Among the launched biosimilars are private-label versions. For example, OptumRx—a subsidiary of UnitedHealth Group—launched a private label Stelara biosimilar called Wezlana through its Nuvaila business. It did this offering both a high- and low-list priced version, one that is 81% off of Stelara’s WAC and one that is just 5% lower. The low-list price version is still higher than what the independent PBM MedImpact is offering on its formulary for next year, an unbranded biosimilar available to any licensed specialty pharmacy in the U.S. at a 95% discount from Stelara.
The two-price approach that OptumRx has adopted highlights the confusing way in which drugs are priced in the U.S. and how patients can be negatively impacted. We’ve witnessed this strategy before with Humira-referenced biosimilars. The first such product, Amjevita, was launched in 2023 at two different list prices, a discount of 5% and 55%, respectively, compared to the price of Humira. Meanwhile, the biosimilar Yusimry has an 85% discount, yet is excluded from OptumRx’s formulary.
Regarding Amjevita, employers and health plans who contract with OptumRx have a choice to make: Do they prioritize low net cost or a high WAC coupled with high rebates. Rebates are payments made by drug manufacturers to PBMs in exchange for moving market share towards a “preferred” product. PBMs share rebates with those with whom they contract. The majority of employers and health plans tend to go high WAC/rebate versions, but then patients with co-insurance–calculated as a percentage of WAC–pay more out-of-pocket.
Whether favoring high list price biosimilars or private-label versions, PBMs introduce perverse incentives into the system. In the case of the private-label strategy, they now have a direct revenue stake in biosimilar sales through affiliated companies that manufacture and distribute their products. And this presents potential conflicts of interest if PBMs steer prescribing toward their own products without full transparency to those with whom they contract–employers and health plans–regarding why certain products were chosen or preferred and not others. Biosimilar manufacturers who don’t reach agreements with these PBMs may be excluded altogether from coverage or only have (severely) restricted access.
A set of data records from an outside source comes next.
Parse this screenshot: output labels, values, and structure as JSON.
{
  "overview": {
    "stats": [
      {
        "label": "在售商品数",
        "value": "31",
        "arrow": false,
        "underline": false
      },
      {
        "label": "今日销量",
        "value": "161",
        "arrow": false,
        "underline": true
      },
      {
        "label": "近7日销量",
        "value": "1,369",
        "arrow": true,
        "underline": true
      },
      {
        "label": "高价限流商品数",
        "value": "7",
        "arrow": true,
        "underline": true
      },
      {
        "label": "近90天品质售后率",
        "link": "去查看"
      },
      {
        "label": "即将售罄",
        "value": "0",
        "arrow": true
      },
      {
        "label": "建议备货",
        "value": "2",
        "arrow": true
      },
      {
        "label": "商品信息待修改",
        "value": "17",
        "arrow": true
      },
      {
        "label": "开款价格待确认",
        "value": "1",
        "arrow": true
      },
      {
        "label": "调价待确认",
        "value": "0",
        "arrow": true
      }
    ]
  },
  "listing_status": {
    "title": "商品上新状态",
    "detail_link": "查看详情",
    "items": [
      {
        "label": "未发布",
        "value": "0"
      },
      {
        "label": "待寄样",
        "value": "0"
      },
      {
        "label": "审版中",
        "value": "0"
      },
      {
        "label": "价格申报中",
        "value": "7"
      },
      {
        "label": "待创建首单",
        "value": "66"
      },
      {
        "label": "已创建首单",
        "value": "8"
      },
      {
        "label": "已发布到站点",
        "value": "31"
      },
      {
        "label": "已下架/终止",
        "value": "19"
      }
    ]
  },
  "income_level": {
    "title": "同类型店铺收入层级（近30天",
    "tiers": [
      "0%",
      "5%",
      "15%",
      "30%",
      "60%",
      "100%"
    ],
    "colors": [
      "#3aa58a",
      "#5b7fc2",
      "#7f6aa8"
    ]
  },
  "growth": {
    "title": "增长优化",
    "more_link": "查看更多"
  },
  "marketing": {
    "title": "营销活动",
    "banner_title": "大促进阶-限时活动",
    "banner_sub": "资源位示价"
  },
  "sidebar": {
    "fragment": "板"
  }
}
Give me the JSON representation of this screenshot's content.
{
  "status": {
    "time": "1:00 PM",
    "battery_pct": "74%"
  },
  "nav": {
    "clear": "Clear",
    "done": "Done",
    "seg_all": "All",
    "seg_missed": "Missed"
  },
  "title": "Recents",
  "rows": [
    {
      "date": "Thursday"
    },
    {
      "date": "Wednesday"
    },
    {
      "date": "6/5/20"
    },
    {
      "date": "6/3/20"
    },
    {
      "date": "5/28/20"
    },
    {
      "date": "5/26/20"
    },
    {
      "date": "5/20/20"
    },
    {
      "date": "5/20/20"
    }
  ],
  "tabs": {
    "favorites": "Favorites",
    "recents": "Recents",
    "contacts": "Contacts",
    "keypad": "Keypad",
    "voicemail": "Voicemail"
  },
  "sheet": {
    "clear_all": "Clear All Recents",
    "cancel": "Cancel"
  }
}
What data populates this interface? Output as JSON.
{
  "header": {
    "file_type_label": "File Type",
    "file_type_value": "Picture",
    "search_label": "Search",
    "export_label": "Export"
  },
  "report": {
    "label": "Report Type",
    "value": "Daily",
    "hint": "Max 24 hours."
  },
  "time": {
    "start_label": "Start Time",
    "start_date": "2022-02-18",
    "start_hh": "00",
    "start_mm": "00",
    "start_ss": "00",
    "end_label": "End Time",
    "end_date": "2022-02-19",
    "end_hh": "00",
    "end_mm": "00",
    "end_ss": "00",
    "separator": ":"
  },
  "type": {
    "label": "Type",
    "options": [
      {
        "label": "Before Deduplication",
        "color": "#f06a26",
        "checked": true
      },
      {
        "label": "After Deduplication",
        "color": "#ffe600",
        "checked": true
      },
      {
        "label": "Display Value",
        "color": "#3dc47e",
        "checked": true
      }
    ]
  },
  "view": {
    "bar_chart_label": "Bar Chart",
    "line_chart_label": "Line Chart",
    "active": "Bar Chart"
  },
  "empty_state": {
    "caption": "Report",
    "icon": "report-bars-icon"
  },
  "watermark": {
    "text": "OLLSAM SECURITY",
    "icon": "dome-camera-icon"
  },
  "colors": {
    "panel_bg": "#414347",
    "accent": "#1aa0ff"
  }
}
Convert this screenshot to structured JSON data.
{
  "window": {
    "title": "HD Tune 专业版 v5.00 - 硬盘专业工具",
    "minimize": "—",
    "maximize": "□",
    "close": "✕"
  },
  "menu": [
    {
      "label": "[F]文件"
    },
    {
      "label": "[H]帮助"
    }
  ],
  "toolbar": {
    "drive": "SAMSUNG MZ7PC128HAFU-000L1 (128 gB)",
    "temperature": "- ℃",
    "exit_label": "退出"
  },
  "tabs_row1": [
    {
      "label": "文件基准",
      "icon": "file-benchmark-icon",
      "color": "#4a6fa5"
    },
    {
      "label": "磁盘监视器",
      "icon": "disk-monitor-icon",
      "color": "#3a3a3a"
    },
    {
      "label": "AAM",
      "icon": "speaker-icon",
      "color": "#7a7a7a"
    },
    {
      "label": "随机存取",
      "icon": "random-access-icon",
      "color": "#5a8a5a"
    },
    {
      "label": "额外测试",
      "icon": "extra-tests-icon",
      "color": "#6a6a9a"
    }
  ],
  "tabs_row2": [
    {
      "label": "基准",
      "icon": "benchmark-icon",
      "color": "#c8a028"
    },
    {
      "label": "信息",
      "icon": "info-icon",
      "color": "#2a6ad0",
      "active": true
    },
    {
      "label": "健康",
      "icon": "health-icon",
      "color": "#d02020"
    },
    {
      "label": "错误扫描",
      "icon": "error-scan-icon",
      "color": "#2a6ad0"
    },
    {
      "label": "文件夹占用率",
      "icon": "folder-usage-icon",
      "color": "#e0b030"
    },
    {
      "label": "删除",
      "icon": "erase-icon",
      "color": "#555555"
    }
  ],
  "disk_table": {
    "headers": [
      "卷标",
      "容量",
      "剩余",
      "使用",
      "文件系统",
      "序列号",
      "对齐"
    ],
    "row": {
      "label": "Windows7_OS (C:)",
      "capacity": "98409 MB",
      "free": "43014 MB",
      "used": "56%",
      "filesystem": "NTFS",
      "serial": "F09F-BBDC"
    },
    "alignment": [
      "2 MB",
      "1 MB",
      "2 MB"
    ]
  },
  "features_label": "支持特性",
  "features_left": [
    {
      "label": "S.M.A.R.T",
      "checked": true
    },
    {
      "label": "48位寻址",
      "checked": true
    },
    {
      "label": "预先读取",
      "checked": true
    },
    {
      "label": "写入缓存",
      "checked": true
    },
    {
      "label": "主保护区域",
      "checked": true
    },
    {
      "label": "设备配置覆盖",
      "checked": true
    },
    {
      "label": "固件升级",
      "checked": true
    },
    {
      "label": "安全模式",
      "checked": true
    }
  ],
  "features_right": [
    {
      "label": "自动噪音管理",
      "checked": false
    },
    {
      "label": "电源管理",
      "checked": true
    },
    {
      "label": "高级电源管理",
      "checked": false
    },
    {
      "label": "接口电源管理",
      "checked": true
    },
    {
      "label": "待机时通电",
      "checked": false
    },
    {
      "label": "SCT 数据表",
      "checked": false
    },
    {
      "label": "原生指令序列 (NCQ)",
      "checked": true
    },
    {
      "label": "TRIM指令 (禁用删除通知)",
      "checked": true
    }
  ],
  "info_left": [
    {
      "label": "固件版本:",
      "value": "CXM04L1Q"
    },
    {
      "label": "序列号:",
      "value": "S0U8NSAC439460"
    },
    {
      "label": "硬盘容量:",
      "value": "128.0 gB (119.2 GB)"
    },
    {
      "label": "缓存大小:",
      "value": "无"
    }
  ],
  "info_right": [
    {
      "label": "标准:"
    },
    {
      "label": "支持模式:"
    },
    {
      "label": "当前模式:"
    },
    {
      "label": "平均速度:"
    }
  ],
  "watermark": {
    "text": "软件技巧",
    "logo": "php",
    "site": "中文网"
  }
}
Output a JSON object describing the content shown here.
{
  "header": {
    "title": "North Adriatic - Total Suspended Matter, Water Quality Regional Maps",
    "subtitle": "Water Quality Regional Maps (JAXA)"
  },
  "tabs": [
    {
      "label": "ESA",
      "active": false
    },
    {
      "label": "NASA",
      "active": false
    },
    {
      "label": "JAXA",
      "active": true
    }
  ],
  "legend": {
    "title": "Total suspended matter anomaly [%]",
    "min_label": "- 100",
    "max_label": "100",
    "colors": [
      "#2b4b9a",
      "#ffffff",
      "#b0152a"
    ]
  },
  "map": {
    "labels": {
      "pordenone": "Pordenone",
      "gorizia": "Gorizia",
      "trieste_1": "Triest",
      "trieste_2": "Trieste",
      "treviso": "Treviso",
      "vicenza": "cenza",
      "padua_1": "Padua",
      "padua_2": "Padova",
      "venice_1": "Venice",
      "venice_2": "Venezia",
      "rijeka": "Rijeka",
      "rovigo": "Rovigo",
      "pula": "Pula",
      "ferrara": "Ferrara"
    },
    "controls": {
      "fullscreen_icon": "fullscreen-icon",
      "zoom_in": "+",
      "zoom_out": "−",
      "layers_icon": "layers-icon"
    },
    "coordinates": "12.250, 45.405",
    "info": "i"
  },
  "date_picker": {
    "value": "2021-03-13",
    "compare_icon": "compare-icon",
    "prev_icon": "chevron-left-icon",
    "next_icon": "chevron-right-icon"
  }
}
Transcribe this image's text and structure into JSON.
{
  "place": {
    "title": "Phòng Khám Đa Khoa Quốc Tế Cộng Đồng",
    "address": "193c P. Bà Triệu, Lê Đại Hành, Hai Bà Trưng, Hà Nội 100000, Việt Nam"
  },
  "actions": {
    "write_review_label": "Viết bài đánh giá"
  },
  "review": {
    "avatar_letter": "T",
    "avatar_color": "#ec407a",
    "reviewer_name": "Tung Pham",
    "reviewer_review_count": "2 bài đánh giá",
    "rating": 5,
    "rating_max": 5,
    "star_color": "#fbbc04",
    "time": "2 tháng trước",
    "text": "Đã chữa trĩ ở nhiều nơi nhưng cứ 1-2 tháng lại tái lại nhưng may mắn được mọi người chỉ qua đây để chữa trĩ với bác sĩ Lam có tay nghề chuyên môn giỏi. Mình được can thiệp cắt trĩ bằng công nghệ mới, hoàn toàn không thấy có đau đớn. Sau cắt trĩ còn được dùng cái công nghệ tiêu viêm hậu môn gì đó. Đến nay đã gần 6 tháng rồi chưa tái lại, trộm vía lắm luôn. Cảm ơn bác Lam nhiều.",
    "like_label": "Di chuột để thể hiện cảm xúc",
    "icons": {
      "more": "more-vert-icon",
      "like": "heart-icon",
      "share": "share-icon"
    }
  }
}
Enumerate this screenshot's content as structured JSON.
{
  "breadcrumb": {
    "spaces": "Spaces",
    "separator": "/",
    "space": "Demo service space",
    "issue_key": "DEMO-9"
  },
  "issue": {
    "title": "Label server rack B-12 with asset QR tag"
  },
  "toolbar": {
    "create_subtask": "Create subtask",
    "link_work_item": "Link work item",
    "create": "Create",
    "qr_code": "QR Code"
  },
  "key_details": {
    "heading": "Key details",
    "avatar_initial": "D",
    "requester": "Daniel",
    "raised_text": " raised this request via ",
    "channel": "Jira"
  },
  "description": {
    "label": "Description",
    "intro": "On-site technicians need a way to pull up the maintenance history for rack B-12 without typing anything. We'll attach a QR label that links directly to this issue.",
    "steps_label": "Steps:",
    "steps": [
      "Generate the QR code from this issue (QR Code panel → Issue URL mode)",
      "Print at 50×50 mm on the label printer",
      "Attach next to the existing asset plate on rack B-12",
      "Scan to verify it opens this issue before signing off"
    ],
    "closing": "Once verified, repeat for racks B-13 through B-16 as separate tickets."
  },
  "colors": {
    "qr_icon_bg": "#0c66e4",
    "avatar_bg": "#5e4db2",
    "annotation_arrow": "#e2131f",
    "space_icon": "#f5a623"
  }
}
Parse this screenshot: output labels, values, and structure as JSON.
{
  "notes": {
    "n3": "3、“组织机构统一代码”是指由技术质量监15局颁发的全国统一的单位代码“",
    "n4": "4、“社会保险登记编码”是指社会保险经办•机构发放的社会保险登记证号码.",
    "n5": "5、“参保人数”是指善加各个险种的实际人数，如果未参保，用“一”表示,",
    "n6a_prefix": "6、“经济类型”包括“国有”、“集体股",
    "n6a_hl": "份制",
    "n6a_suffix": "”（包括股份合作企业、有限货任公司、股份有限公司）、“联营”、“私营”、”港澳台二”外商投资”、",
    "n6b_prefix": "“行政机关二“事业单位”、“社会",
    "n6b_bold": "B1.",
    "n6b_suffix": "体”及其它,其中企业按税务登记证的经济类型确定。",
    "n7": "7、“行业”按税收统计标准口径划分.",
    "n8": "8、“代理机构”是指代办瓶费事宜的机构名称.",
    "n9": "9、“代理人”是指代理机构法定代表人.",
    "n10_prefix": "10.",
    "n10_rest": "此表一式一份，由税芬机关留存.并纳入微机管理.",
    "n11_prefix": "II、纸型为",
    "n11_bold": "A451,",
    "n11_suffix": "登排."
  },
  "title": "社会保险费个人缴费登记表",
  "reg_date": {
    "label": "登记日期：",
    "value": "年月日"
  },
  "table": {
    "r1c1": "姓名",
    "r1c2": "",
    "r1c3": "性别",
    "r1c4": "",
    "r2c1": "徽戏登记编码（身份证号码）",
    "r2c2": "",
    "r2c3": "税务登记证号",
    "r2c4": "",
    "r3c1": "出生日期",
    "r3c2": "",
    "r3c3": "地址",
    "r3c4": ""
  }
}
Broadly speaking, competitive markets have numerous sellers and buyers, all of whom have relevant information to make rational decisions about the products being bought and sold. There’s market (information) transparency, and firms can freely enter or exit the market. Very few markets are perfectly competitive. But in a properly functioning economy, most markets for most goods exhibit a high degree of competitiveness. This isn’t invariably the case with prescription pharmaceuticals and particularly with respect to biosimilars. Drug makers and payers are both to blame for entrance barriers, information asymmetry and often non-transparent pricing.